Why not always $|y|=|x|$?
Where $|\cdot|$ denotes the cardinality.
On
Basically, if $n\ge p$, i.e., the number of observation is at least as the number of $\beta$s, then $|x| = |y|$. If you have seen otherwise it is probably due to incomplete cases, i.e., if at least one of the values of the observation is missing - this observation is automatically dropped out of regression. Still the number of observation equals the number of fitted values, however any incomplete observation wasn't taken into the computations in the first place. Even if $p > n$, you can still use the generalized inverse to get $n$ fitted values, however, unlike in $n\ge p$, these fitted values are not unique and depend of your method of generalization.
It helps to think of straight line regression first. It takes two parameters to define a straight line, say the slope and intercept. If you have only one point there are an infinite number of lines that go through it. If you have two points, so $|y|=|x|$ there is one line that passes exactly through the points. If you have more than two points, there is likely no line that passes through all of them. You can determine the best fitting line. The added points make you less sensitive to errors in your input data.
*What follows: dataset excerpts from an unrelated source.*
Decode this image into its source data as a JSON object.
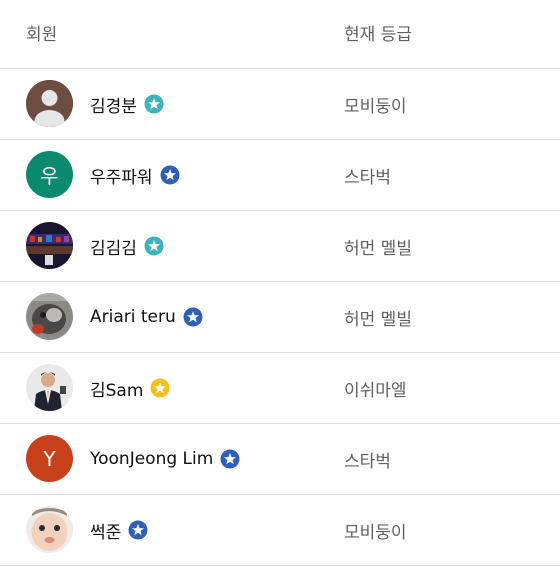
{
  "header": {
    "member": "회원",
    "grade": "현재 등급"
  },
  "colors": {
    "teal_badge": "#3ab3bf",
    "blue_badge": "#2f5fb7",
    "gold_badge": "#f4c01e"
  },
  "members": [
    {
      "name": "김경분",
      "grade": "모비둥이",
      "avatar": "default-person-avatar",
      "badge": "teal-star-badge"
    },
    {
      "name": "우주파워",
      "grade": "스타벅",
      "avatar_letter": "우",
      "avatar_color": "#0b8a6e",
      "badge": "blue-star-badge"
    },
    {
      "name": "김김김",
      "grade": "허먼 멜빌",
      "avatar": "concert-photo-avatar",
      "badge": "teal-star-badge"
    },
    {
      "name": "Ariari teru",
      "grade": "허먼 멜빌",
      "avatar": "cat-photo-avatar",
      "badge": "blue-star-badge"
    },
    {
      "name": "김Sam",
      "grade": "이쉬마엘",
      "avatar": "man-in-suit-avatar",
      "badge": "gold-star-badge"
    },
    {
      "name": "YoonJeong Lim",
      "grade": "스타벅",
      "avatar_letter": "Y",
      "avatar_color": "#c6401a",
      "badge": "blue-star-badge"
    },
    {
      "name": "썩준",
      "grade": "모비둥이",
      "avatar": "baby-photo-avatar",
      "badge": "blue-star-badge"
    }
  ]
}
The situation is the same with more parameters to fit. If you have less points than parameters you expect an infinite number of solutions. If you have the same number of points as parameters you expect (though this can fail if things are dependent) one solution that passes exactly through all the data. If you have more points than parameters you can do a least squares fit to get the best fit to your data, but it will probably not pass exactly through any data point.